Prepare Your NGS Result for NGCloud¶
Organize the result folder¶
A standard result folder is like:
job_tuxedo_minimal
├── 1_fastqc
│ ├── output
│ └── overall
├── 2_tophat_176
│ ├── output
│ └── run.log
├── 3_tophat_183
│ ├── output
│ └── run.log
│ (skip other stages) ...
└── job_info.yaml
Specify the job_info.yaml¶
File job_info.yaml follows YAML syntax, which stores how the NGS analysis pipeline is performed and the sample information. YAML is a human readable format to store natural data structure. The following is the YAML content of our minimal example:
1 2 3 4 5 6 7 8 9 10 11 12 | job_type: tuxedo
job_id: 9527
sample_list:
# TODO: accept conditions, sample_group
- SRR1027176_1:
pair_end: R1
- SRR1027176_2:
pair_end: R2
- SRR1027183_1:
pair_end: R1
- SRR1027183_2:
pair_end: R2
|
It specifies:
- job_type: pipeline that the NGS result is performed
- job_id: an auto-generated job ID. If that’s a custom result, type in a summary name for this job.

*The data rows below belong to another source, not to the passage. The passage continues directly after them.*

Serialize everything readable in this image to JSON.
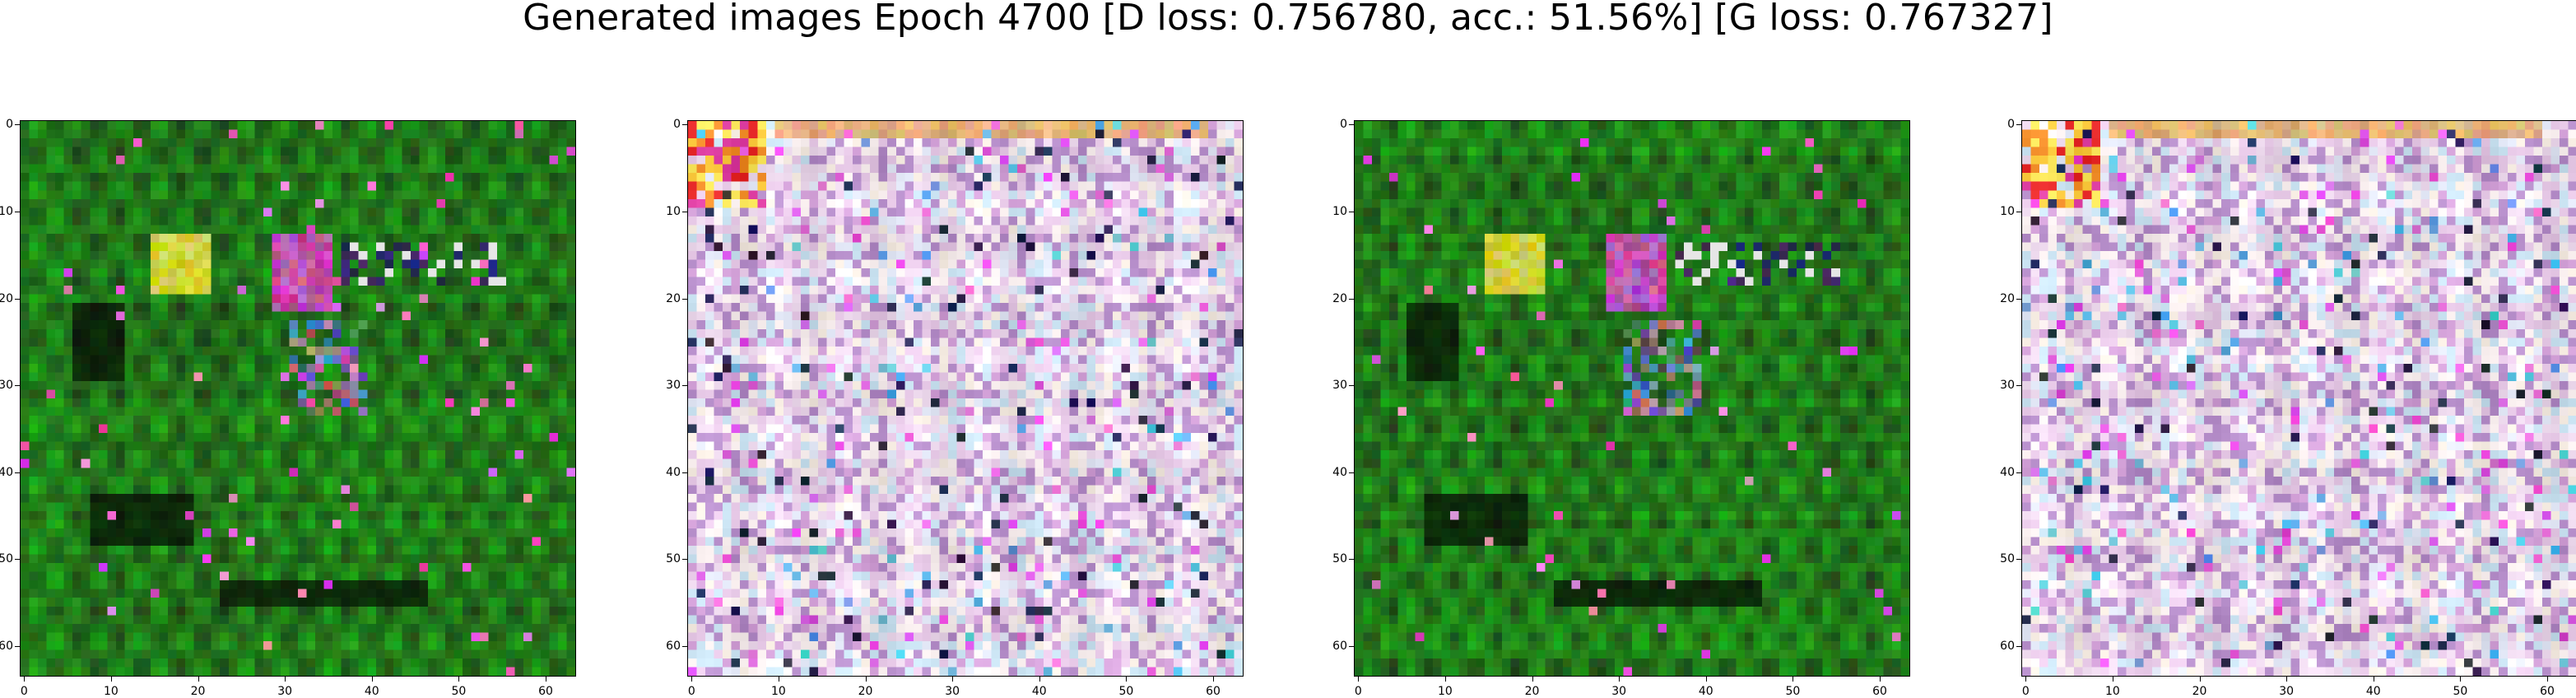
{
  "figure": {
    "suptitle": "Generated images Epoch 4700 [D loss: 0.756780, acc.: 51.56%] [G loss: 0.767327]",
    "background": "#ffffff"
  },
  "axes": {
    "image_size": 64,
    "x_ticks": [
      0,
      10,
      20,
      30,
      40,
      50,
      60
    ],
    "y_ticks": [
      0,
      10,
      20,
      30,
      40,
      50,
      60
    ],
    "x_tick_labels": [
      "0",
      "10",
      "20",
      "30",
      "40",
      "50",
      "60"
    ],
    "y_tick_labels": [
      "0",
      "10",
      "20",
      "30",
      "40",
      "50",
      "60"
    ]
  },
  "panels": [
    {
      "id": 1,
      "style": "green-dominant noisy face-like sample",
      "base_color": "#1f8a1a"
    },
    {
      "id": 2,
      "style": "pastel pink/white noisy grid sample",
      "base_color": "#e8dcef"
    },
    {
      "id": 3,
      "style": "green-dominant noisy face-like sample",
      "base_color": "#1f8a1a"
    },
    {
      "id": 4,
      "style": "pastel pink/white noisy grid sample",
      "base_color": "#e8dcef"
    }
  ]
}
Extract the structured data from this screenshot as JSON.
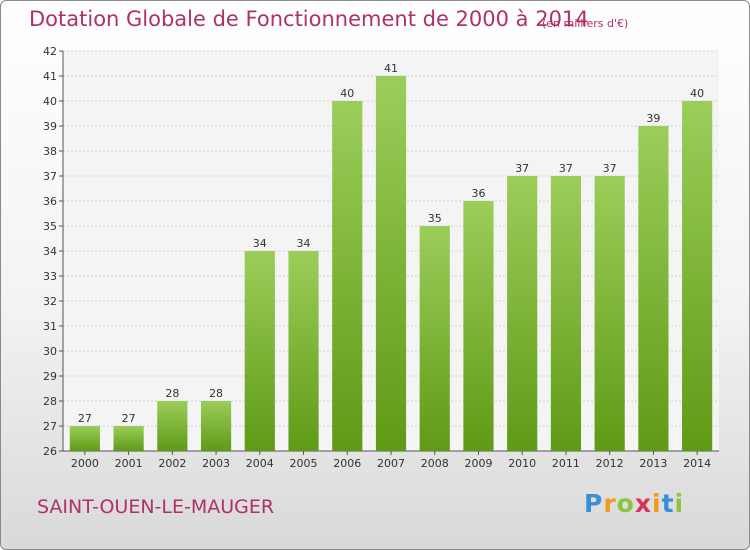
{
  "chart_data": {
    "type": "bar",
    "title": "Dotation Globale de Fonctionnement de 2000 à 2014",
    "subtitle": "(en milliers d'€)",
    "categories": [
      "2000",
      "2001",
      "2002",
      "2003",
      "2004",
      "2005",
      "2006",
      "2007",
      "2008",
      "2009",
      "2010",
      "2011",
      "2012",
      "2013",
      "2014"
    ],
    "values": [
      27,
      27,
      28,
      28,
      34,
      34,
      40,
      41,
      35,
      36,
      37,
      37,
      37,
      39,
      40
    ],
    "ylim": [
      26,
      42
    ],
    "yticks": [
      26,
      27,
      28,
      29,
      30,
      31,
      32,
      33,
      34,
      35,
      36,
      37,
      38,
      39,
      40,
      41,
      42
    ],
    "grid": true,
    "bar_color": "#7cb82f"
  },
  "footer": {
    "location": "SAINT-OUEN-LE-MAUGER",
    "logo_text": "Proxiti"
  }
}
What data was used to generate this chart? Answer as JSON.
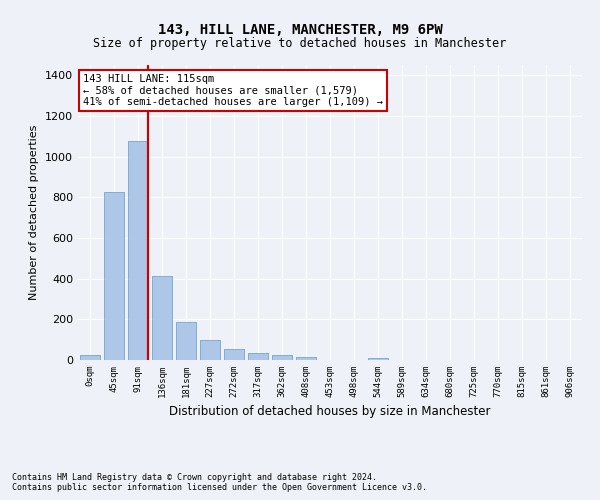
{
  "title": "143, HILL LANE, MANCHESTER, M9 6PW",
  "subtitle": "Size of property relative to detached houses in Manchester",
  "xlabel": "Distribution of detached houses by size in Manchester",
  "ylabel": "Number of detached properties",
  "footnote1": "Contains HM Land Registry data © Crown copyright and database right 2024.",
  "footnote2": "Contains public sector information licensed under the Open Government Licence v3.0.",
  "bar_color": "#aec6e8",
  "bar_edge_color": "#7aafd4",
  "background_color": "#eef2f8",
  "grid_color": "#ffffff",
  "vline_color": "#cc0000",
  "vline_x": 2.4,
  "annotation_text": "143 HILL LANE: 115sqm\n← 58% of detached houses are smaller (1,579)\n41% of semi-detached houses are larger (1,109) →",
  "annotation_box_facecolor": "#ffffff",
  "annotation_box_edgecolor": "#cc0000",
  "categories": [
    "0sqm",
    "45sqm",
    "91sqm",
    "136sqm",
    "181sqm",
    "227sqm",
    "272sqm",
    "317sqm",
    "362sqm",
    "408sqm",
    "453sqm",
    "498sqm",
    "544sqm",
    "589sqm",
    "634sqm",
    "680sqm",
    "725sqm",
    "770sqm",
    "815sqm",
    "861sqm",
    "906sqm"
  ],
  "values": [
    25,
    825,
    1075,
    415,
    185,
    100,
    55,
    35,
    25,
    15,
    0,
    0,
    12,
    0,
    0,
    0,
    0,
    0,
    0,
    0,
    0
  ],
  "ylim": [
    0,
    1450
  ],
  "yticks": [
    0,
    200,
    400,
    600,
    800,
    1000,
    1200,
    1400
  ],
  "figsize": [
    6.0,
    5.0
  ],
  "dpi": 100,
  "title_fontsize": 10,
  "subtitle_fontsize": 8.5,
  "xlabel_fontsize": 8.5,
  "ylabel_fontsize": 8,
  "xtick_fontsize": 6.5,
  "ytick_fontsize": 8,
  "annotation_fontsize": 7.5,
  "footnote_fontsize": 6
}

- sample_list: list of samples used in this job and their properties.
Sample list¶
Warning
Mind the format and indentation how a sample_list is specified.
sample_list:
- <sample_name>:
<property_A>: <value>
- <sample_name>:
<property_A>: <value>
<property_C>: <value>
A general sample_list structure is like the above example. Some properties may be shared across samples such as pair_end, while some may be unique for certain samples such as stranded. Only the specified properties will be defined.
Pair-end¶
For now, pair_end, the pair-end type of a sample, is highly recommended to be specified for all samples. If a sample is single-ended sequenced, set the value to False:
- single_end_sample:
pair_end: False
While for a pair-end sample, one needs to create separate records for both ends:
- a_pairend_sample:
pair_end: R1
- a_pairend_sample:
pair_end: R2
Of course, if only one end of a pair-end sample is used, only one record needs to be created.
To find out what properties can be set to a sample, see ngcloud.info.Sample for more info.
Note
Currently, there is nothing important but sample list to be specify in job_info.yaml. While as report templates evolve and use more arguments and information, there will be more requirements about the format.